Sebagai bagian dari promosi Monkey Man, Patel baru-baru ini mengadakan sesi “Ask Me Anything” di Reddit, di mana dia menjawab pertanyaan penasaran penggemar tentang film thriller aksi mendatangnya. Ketika ditanya betapa stresnya membuat proyek ini sebagai seorang aktor dan sutradara pertama kali, nominasi Oscar tersebut menggambarkan pengalaman pembuatan film sebagai “hal paling menuntut” yang pernah dia lakukan dalam hidupnya. Ia juga mencatat beberapa hal sulit yang mereka temui saat syuting selama pandemi. Hal ini termasuk: menggunakan ponselnya dan Go Pro untuk memotret adegan, karena sebagian besar peralatan kamera mereka rusak; dan merekatkan kembali meja-meja yang rusak karena kekurangan alat peraga.

adsbygoogle


Terkait Jordan Peele Berbicara Tentang Film Fitur Berikutnya Setelah Nope, Menjelaskan Mengapa Ini Mungkin Menjadi 'Favoritnya' Nope helmer Jordan Peele mengungkapkan kegembiraannya tentang film keempatnya yang belum diberi judul yang awalnya akan dirilis pada musim liburan berikutnya.

Setiap hari kami menghadapi bencana besar – saya memohon kepada pemodal kami untuk tidak menutup kami beberapa minggu sebelum pengambilan gambar utama,” kenang Patel. “Saat itu kami seharusnya syuting di India, COVID melanda – saya kalah, desainer produksi awal saya dan DOP dan film tersebut pada dasarnya mati – lalu kami berputar dan pergi ke sebuah pulau kecil di Indonesia di mana kami dapat membuat gelembung di sebuah hotel kosong untuk seluruh kru yang berjumlah hampir 500 orang… itu adalah sembilan bulan yang sangat melelahkan dan penuh kegembiraan.”

Dia menambahkan, “Juga saya tidak bisa membawa banyak karakter pendukung, jadi saya akhirnya harus menempatkan setiap penjahit, petugas pencahayaan, akuntan, dll. di depan kamera – berbicara tentang kamera, sebagian besar peralatan kami rusak, dan kami tidak bisa terbang dengan benda-benda baru.

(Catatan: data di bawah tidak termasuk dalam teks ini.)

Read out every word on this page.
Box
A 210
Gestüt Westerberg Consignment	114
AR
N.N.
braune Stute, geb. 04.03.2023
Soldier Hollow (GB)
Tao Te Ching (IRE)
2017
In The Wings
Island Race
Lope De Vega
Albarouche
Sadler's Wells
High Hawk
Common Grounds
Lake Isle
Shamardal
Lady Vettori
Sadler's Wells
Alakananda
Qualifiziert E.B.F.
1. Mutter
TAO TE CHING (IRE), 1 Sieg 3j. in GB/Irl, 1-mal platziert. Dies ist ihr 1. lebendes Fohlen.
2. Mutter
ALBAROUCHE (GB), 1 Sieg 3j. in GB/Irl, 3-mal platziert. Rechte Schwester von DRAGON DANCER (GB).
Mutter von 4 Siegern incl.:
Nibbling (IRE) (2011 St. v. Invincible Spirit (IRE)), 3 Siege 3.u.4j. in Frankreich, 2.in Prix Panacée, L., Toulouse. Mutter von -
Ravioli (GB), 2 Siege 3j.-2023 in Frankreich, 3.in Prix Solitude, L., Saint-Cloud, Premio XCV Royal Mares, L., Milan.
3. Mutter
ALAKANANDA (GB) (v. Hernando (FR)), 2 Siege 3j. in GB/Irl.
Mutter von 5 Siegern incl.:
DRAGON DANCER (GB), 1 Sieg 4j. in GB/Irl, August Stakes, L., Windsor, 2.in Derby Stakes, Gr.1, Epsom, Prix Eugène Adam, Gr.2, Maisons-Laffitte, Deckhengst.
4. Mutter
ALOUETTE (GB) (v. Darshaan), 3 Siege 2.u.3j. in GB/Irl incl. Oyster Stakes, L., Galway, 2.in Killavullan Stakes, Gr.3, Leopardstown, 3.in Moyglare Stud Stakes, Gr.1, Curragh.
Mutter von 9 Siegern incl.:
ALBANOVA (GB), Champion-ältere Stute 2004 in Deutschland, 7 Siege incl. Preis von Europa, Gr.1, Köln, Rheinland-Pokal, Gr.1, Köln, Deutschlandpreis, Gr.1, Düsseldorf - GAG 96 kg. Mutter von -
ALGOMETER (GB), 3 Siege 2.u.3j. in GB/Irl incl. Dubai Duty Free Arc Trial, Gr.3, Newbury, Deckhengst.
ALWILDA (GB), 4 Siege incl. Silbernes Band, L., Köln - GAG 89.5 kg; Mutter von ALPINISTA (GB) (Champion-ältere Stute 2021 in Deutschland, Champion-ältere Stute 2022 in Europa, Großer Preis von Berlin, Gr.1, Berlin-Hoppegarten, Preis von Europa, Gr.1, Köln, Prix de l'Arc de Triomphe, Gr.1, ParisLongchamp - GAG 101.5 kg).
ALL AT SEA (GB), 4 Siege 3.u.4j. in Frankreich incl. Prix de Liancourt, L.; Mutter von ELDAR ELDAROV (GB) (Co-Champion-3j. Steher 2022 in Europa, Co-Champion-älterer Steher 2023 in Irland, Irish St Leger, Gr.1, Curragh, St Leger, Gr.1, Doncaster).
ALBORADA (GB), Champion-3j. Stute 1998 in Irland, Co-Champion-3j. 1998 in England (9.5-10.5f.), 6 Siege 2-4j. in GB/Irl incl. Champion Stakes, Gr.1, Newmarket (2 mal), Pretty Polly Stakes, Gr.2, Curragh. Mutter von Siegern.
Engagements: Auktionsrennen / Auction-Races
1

Jadi kami benar-benar memotret benda-benda itu dengan ponselku, jadi profesional,” lanjutnya, “Ngomong-ngomong soal meja, kami hanya punya tiga atau empat meja yang memisahkan diri, jadi sekali aku akan melakukan banyak aksi, Saya akan berteriak CUT dan kemudian kami semua akan berlutut mencari semua pecahan kayu untuk merekatkan kembali meja-meja tersebut untuk pengambilan gambar berikutnya… singkatnya, setiap rintangan memberi kami peluang baru untuk berinovasi.”